Christmas Dinner, 2010
How long ago was Christmas? As a testament to my perpetual lateness on this blog, let's talk about Christmas dinner. Christmas and Thanksgiving, for me, are fun in large part because I really have carte blanche on food and ingredients. $10 for a teaspoon of some obscure spice for this dish? Too much - wait, it's for Christmas dinner? Expense approved!
This year, I revisited an old favorite - pork wellington. Frankly, I have never had a beef wellington, but I have had pork wellington three times now. I mention that I have never had beef wellington to let you know that I have no basis on which to say whether or not the pork version I made has any relation to the beef version. I can only say that I, for one, love the pork version.
It is not super hard to make. You take pork loin, butterfly it, stuff it with a herbed goat cheese mixture, wrap it in prosciutto and sear it. Then, you wrap it in puff pastry and bake it. The sauce is tricky only because it is a sauce. How does it taste? I love it. The puff pastry and, to some extent, the prosciutto are crispy/crunchy. The meat is tender and gushes with the herbed cheese. It's great even before you add the sauce which, really adds a mellow layer to the whole thing. I also love it because it's a good looking dish, too.

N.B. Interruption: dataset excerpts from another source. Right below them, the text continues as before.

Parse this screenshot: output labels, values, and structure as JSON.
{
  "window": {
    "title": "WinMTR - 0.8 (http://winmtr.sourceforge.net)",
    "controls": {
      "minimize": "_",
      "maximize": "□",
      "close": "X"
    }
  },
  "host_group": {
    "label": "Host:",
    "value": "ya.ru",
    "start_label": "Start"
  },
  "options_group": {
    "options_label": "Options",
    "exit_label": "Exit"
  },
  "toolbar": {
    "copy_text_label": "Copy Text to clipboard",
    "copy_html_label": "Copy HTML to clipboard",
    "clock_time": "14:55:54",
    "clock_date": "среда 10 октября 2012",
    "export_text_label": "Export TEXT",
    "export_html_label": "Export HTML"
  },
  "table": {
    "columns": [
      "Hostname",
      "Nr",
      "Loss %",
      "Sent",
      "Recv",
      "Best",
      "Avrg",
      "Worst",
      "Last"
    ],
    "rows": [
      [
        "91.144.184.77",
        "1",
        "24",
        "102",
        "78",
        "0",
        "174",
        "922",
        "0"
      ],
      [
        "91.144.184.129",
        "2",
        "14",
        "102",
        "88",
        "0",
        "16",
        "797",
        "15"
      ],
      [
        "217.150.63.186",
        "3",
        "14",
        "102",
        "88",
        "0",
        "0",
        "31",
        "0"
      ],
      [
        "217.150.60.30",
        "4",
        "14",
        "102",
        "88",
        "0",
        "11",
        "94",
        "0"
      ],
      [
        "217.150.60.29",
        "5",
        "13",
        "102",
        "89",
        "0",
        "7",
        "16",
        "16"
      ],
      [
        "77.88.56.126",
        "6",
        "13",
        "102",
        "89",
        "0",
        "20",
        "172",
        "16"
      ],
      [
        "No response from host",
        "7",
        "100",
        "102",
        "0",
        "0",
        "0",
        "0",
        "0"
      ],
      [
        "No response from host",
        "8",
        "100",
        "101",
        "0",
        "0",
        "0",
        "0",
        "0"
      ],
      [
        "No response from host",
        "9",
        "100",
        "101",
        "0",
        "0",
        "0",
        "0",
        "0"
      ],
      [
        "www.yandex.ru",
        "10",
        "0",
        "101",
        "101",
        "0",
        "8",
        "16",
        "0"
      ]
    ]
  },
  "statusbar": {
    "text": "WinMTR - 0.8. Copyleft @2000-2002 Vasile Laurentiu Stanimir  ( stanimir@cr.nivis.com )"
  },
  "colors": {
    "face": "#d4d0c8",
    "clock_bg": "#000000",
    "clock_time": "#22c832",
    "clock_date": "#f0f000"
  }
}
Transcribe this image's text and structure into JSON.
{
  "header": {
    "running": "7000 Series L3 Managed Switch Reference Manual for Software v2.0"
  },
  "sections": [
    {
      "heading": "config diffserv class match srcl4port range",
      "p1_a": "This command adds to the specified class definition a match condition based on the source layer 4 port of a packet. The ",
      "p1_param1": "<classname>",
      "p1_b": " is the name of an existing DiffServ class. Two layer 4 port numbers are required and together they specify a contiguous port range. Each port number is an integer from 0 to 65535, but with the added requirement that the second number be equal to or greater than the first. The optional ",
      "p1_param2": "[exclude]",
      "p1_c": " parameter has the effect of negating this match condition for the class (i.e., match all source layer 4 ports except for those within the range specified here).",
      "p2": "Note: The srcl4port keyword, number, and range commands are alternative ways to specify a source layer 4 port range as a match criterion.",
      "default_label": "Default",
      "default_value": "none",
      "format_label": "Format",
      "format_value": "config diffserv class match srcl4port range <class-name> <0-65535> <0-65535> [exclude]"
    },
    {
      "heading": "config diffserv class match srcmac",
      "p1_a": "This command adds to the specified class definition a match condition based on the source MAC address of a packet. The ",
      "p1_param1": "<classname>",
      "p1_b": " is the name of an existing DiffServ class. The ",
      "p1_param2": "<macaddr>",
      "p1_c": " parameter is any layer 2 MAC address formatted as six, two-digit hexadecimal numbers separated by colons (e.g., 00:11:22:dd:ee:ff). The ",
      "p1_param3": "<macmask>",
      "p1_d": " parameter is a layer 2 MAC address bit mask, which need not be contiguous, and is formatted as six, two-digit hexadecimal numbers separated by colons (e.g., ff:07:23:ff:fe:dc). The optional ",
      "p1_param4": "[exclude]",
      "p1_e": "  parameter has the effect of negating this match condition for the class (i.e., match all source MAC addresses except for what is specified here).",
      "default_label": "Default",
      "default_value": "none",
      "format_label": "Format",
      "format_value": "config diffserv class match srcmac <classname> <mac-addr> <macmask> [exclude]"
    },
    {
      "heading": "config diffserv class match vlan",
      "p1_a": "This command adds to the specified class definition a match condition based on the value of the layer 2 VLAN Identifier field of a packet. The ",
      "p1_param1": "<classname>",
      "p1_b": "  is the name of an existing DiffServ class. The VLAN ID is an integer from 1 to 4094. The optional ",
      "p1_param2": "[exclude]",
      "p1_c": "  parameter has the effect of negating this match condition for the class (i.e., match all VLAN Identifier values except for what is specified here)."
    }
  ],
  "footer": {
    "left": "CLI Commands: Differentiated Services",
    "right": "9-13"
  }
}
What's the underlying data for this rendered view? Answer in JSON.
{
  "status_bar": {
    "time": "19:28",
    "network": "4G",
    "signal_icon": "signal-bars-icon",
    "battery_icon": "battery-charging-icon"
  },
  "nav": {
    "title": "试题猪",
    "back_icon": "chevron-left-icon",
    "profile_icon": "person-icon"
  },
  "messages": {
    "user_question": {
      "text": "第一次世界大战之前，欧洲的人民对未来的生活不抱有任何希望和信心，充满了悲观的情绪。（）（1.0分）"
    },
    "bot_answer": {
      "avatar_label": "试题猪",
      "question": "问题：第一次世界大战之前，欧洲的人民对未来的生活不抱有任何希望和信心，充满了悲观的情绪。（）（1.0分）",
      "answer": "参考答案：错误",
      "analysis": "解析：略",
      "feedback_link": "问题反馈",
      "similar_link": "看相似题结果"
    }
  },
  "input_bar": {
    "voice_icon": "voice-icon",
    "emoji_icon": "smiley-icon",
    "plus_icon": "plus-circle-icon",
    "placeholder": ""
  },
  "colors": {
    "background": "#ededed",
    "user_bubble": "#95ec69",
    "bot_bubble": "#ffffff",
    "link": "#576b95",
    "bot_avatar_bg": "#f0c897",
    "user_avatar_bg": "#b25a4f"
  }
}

For sides? We got a little crazy. How about a potato and artichoke gratin? Ok, how about it. It was delicious. It was chock full of stuff, that's for sure. It ended up being a nice combination of flavors. The artichokes had a bit of a sour tang which was nicely balanced by the creamy sauce and the salty chunks of ham.
The second side was less noteworthy, a simply mushroom and green bean dish - not the one with cream of mushroom soup.
Dessert? A swing for the fences - Amy attempted to make the Maggiano's cheesecake. Neither Amy nor myself are huge cheesecake fans. I appreciate them and eat them gladly when they are served to me. However, I don't really seek them out. Recently, we have been exposed to seriously great cheesecake, there is really nothing like it. It started at a work Christmas party at Maggiano's. One of the desserts was cheesecake and it was stunning. So smooth, creamy and rich. It made the Cheesecake Factory cheesecakes look like a fast food dessert. A coworker told us that the absolute best cheesecake was a The Palm steakhouse. So we tried it. It, too, was astounding. I felt The Palm cheesecake edged out the Maggiano's cheesecake and Amy felt the opposite. It doesn't really matter, because they are both amazing. Amy, then, found a recipe for the Maggiano's cheesecake online and gave it a shot. What is the difference between the cheesecake you have been making versus the Maggiano's version? I'm not entirely sure, but I know that part of it is the $15 package of special ricotta cheese.
My role in the dessert was the sauce. I made a simple syrup type sauce with blackberries and nutmeg. It was good. The cheesecake, was great. Easily the best Amy has ever made.
Don't get me wrong, I know the true meaning of Christmas. That doesn't change the fact that I also know that after the true meaning of Christmas, the second or third meaning has something to do with Christmas dinner.